Après le naufrage de Minova, des survivants témoignent
4 octobre 2024En fin de matinée, le jeudi 3 octobre, l'embarcation partie de Minova, dans le Sud-Kivu, avec à son bord plusieurs centaines de passagers, selon des rescapés et des témoins, a chaviré à quelques centaines de mètres avant l'accostage au port de Kituku, à Goma, la capitale de la province du Nord-Kivu.
Faustin Byamungu Fumbu était à bord du bateau MV/Merdi. Il est encore sous le choc. C’est sa nièce, Clarisse Rwicha, qui nous raconte ce qu’il a vécu sur ce bateau.
"Il nous a expliqué comment cela s’est passé. Il y a eu une grande vague, ils étaient tout proches du port de Kituku quand le capitaine s’est mis à progresser rapidement au lieu de ralentir. Ensuite, le bateau s’est tourné vers l’eau", confie la jeune fille.
"Les gens qui étaient à l’extérieur (sur le bateau, ndlr), ce sont eux qui ont été sauvés. Notre oncle nous a aussi expliqué qu’il y a beaucoup de personnes, comme des mamans, qui ont piqué des crises. Il y a des personnes qui se sont noyées après avoir eu une crise cardiaque. Il (notre oncle, ndlr) est tombé dans l’eau, il a plongé. Ils ont nagé avec d’autres pendant 30 à 45 minutes et ce sont les petites pirogues qui les ont secourus."
Non respect de la législation lacustre
Ce n’est pas la première fois qu’une embarcation de ce type chavire sur le lac Kivu. En avril 2019, un naufrage similaire avait eu lieu à Kalehe, dans le Sud-Kivu. Cette fois aussi, parmi les nombreuses questions, il y avait le non-respect de la législation en matière de transport lacustre.
Joseph Musanganya est membre de la société civile à Minova. Pour lui, une des causes principales du naufrage de ce 3 octobre est le tonnage excessif.
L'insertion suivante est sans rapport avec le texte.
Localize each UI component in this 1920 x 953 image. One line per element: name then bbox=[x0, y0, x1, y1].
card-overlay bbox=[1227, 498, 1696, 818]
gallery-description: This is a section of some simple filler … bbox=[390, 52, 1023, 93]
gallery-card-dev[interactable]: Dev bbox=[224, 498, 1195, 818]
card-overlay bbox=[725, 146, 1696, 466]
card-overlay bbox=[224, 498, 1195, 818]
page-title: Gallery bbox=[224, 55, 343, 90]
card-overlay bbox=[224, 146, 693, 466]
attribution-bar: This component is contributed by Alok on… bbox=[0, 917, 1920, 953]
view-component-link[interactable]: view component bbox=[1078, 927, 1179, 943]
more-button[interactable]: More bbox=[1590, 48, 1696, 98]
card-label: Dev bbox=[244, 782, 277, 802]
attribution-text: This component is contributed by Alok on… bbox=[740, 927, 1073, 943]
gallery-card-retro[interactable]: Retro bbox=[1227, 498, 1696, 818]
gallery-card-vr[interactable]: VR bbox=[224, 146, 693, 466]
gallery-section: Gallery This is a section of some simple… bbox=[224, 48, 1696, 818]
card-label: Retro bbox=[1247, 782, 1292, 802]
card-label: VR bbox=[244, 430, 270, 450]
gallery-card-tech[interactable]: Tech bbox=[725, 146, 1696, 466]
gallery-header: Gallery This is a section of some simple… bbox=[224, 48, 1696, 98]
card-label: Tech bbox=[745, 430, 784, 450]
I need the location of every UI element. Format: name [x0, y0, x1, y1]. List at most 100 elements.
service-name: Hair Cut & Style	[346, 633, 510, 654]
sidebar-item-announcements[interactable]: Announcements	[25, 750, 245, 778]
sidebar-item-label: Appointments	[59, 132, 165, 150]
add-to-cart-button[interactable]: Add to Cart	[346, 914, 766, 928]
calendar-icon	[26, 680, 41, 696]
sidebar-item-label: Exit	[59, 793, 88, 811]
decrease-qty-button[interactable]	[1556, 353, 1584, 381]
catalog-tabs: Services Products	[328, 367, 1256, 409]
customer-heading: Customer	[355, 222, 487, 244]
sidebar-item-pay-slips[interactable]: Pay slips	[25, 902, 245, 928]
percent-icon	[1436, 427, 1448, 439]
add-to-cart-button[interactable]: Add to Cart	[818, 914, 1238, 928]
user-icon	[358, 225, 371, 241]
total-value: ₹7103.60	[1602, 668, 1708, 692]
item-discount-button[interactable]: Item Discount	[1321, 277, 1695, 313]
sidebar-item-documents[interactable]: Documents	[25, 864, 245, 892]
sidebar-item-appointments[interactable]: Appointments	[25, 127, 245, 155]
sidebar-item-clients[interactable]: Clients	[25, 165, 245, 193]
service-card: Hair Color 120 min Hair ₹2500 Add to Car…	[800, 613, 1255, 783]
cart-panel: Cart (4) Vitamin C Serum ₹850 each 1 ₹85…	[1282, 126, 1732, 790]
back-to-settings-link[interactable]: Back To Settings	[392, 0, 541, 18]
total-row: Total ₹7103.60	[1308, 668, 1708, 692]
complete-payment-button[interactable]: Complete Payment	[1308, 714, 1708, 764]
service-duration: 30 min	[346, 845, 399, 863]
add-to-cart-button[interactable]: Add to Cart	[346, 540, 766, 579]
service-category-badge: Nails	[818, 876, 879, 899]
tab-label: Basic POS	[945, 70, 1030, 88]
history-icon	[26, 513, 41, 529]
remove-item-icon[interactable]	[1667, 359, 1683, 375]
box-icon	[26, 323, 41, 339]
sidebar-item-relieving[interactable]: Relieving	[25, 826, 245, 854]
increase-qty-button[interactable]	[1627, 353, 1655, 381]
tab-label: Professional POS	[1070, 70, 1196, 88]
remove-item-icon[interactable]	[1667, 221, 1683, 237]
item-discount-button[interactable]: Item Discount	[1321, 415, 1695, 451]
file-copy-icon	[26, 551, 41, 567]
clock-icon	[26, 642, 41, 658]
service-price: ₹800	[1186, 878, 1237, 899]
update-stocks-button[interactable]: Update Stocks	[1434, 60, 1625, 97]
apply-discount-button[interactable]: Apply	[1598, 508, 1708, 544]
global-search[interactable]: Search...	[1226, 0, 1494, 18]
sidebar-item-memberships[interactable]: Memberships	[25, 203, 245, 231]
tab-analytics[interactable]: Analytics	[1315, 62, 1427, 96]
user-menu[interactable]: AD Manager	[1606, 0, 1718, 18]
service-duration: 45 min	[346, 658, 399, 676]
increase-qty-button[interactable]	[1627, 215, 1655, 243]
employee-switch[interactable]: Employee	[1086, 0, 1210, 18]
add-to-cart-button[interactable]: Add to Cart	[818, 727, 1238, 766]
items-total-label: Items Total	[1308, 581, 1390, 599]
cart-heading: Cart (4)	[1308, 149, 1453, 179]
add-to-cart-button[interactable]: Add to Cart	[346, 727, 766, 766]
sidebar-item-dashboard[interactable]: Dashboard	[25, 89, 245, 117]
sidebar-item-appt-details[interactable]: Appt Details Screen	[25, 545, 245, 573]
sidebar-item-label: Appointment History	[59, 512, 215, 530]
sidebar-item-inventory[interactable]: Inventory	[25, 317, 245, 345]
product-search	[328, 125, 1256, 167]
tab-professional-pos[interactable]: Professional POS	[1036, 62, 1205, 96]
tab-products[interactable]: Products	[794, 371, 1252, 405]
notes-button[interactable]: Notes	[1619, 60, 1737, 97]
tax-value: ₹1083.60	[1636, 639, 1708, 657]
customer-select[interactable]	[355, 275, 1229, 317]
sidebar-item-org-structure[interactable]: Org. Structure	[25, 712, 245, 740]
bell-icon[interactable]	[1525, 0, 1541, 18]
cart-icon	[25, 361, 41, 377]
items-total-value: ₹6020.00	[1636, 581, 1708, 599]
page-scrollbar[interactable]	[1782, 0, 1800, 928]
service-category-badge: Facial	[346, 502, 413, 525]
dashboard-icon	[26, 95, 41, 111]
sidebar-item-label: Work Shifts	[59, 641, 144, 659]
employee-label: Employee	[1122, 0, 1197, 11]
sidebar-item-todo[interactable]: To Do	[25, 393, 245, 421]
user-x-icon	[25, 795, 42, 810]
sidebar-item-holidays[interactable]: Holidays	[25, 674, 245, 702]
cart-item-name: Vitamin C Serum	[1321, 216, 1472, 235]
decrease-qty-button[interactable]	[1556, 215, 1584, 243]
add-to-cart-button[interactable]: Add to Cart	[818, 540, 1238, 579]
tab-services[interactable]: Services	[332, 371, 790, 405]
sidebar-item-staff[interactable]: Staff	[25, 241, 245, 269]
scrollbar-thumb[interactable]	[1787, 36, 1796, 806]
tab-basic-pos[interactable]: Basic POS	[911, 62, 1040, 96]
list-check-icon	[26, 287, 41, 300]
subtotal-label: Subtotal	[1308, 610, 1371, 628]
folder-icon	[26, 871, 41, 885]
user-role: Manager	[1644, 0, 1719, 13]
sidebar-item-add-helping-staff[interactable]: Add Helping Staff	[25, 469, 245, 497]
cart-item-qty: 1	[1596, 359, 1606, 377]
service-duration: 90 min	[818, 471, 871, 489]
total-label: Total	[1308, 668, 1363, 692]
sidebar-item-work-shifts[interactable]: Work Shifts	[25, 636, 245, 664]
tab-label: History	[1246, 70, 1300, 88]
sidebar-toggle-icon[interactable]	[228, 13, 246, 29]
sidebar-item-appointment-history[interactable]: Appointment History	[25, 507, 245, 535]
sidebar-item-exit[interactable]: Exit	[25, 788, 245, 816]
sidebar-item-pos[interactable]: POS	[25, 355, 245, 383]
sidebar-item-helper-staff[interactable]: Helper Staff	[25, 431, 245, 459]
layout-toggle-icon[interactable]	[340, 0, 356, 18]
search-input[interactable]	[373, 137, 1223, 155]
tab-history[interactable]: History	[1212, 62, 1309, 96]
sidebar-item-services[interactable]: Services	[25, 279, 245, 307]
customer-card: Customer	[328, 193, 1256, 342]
Il y avait, selon lui, environ 600 personnes à bord. Joseph Musanganya déplore le fait qu’en RDC, selon lui, des mesures concrètes et préventives sont souvent prises seulement après un incident.
" Il y a eu une imprudence des services qui sont commis aux services lacustres. Même le manifeste n’a pas été complété, ce qui engendre une confusion totale sur le nombre de personnes qui étaient à bord. La société civile demande au chef de l’Etat de tout mettre en œuvre afin de rouvrir la route nationale N°2 qui relie Goma à Bukavu pour que de tels drames ne puissent plus se reproduire. Que des enquêtes sérieuses puissent se faire afin que les auteurs soient punis. Le chef de l'Etat avait promis, en 2019, de doter cette partie du pays de quatre ports, mais aussi des bateaux pour essayer de réduire les naufrages sur le lac Kivu," précise-t-il à la Deutsche Welle.
Joseph Musanganya nous a confié que des agents des services de l’Etat incriminés seraient actuellement en fuite. Le gouvernement, de son côté, a suspendu certains de ses commissaires lacustres, précise-t-il.
Les mêmes causes produisent les mêmes effets
Luc Henkinbrant est consultant en RDC. Il a réalisé une étude sur les nombreux naufrages qui ont eu lieu sur le lac Kivu. Il rappelle qu’en 2019, lors du naufrage de Kalehe, le président Félix Tshisekedi s’était déjà rendu sur place et avait préconisé une série de mesures.
Une enquête devait être ouverte pour déterminer les responsabilités et poursuivre les responsables qui pouvaient être non seulement l’armateur, le capitaine du bateau, mais aussi les agents de l’Etat qui n’auraient pas rempli leur rôle, peut-être en raison de la corruption :
"Aucune enquête sérieuse n’a été faite, personne n’a été poursuivi. C’est l’impunité totale, ce qui évidemment conduit au renouvellement des mêmes problèmes et des mêmes drames. Cette route (qui relie Goma à Bukavu, ndlr), rien n’est fait, elle est toujours impraticable. En plus, elle est coupée sur une portion par les rebelles du M23. Il faut évidemment remettre en route les différentes mesures préconisées à l’époque du naufrage de 2019 et cette fois-ci, veiller strictement à ce qu’elles soient mises en application."
Le président congolais, qui est actuellement en déplacement à l’étranger, a fait savoir qu’il a appris "avec consternation" ce qui s’est passé sur le lac Kivu ce 3 octobre. Il a demandé à Jean-Pierre Bemba, vice-Premier ministre des transports, d'ouvrir une enquête sur ce drame.